The pace is frenzied – even desperate – in most organizations today. Restructuring, revamping IT systems, and reengineering processes are just a few of the major initiatives driving big changes across organizations. At departmental levels projects, goals and objectives, and operational bottlenecks expand exponentially.
Add with today’s 24/7, always on and always connected technology, all this frantic activity is overloading and overwhelming many people. Stress and burnout rates are epidemic. And as Edward Hallowell, psychiatrist and the founder of the Hallowell Center for Cognitive and Emotional Health in Sudbury, Massachusetts finds that all this harried multitasking also makes us less effective (see “Multitasking Dumbs Us Down and Ups Our Stress”.)
Now there’s yet more evidence that speed slows up and dumbs down organizations as well. The May issue of Harvard Business Review reported on our study of 343 businesses (conducted with the Economist Intelligence Unit.) The authors report “the companies that embraced initiatives and chose to go, go, go to try to gain an edge ended up with lower sales and operating profits than those that paused at key moments to make sure they were on the right track. What’s more, the firms that ‘slowed down to speed up’ improved their top and bottom lines, averaging 40% higher sales and 52% higher operating profits over a three-year period.”

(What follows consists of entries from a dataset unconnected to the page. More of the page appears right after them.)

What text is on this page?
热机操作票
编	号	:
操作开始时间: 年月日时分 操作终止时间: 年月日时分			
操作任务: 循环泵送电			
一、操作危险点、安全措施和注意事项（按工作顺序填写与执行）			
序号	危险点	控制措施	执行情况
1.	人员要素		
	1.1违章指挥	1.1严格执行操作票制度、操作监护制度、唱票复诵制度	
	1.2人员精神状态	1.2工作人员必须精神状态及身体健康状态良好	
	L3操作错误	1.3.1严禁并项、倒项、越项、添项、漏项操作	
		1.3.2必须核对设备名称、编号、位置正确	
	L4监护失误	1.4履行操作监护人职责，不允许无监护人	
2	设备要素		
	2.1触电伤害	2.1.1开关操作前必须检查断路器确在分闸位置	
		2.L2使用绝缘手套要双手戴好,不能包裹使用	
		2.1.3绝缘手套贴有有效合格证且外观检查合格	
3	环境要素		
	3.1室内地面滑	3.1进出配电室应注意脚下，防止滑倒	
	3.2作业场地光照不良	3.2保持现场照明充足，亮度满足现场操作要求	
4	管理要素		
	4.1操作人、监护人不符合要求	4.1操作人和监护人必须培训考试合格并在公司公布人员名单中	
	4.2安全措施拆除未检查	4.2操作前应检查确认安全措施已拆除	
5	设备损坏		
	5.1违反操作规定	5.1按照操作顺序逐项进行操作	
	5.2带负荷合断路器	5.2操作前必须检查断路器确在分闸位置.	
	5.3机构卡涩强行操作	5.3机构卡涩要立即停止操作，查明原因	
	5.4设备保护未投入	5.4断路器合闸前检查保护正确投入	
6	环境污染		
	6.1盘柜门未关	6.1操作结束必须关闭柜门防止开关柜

There’s an excellent comparison chart in, “Need Speed? Slow Down,” showing how “firms sometimes confuse operational speed (moving quickly) with strategic speed (reducing the time it takes to deliver value) — and the two concepts are quite different.” If you can slow down to read this one page article, it could help you and your organization move strategically faster.
Regular readers of this blog and The Leader Letter have heard quite a lot from me on this critical topic of personal, team, and organization effectiveness. That’s because we’re constantly running into this problem as we help Clients with leadership and culture development. Getting management teams to step back and more strategically deal with making team and organizational changes and improvements can be a real challenge. Too many managers want to gallop madly off in all directions.
If you’ve missed some of my past posts and articles on this topic, here are a few you can read and use to do a speed check:
- June 2005 issue of The Leader Letter was focused on dealing with priority overload.
- May 2010 issue of The Leader Letter was focused on speed traps, spring clean up, and reducing priority overload.
- The Learning Paradox: Slow Down to Grow Faster
- “Reader Reflections on Frantic Busyness, Priority Overload, and The Acceleration Trap”
How do you keep yourself, your team, or your organization focused, balanced, and on track?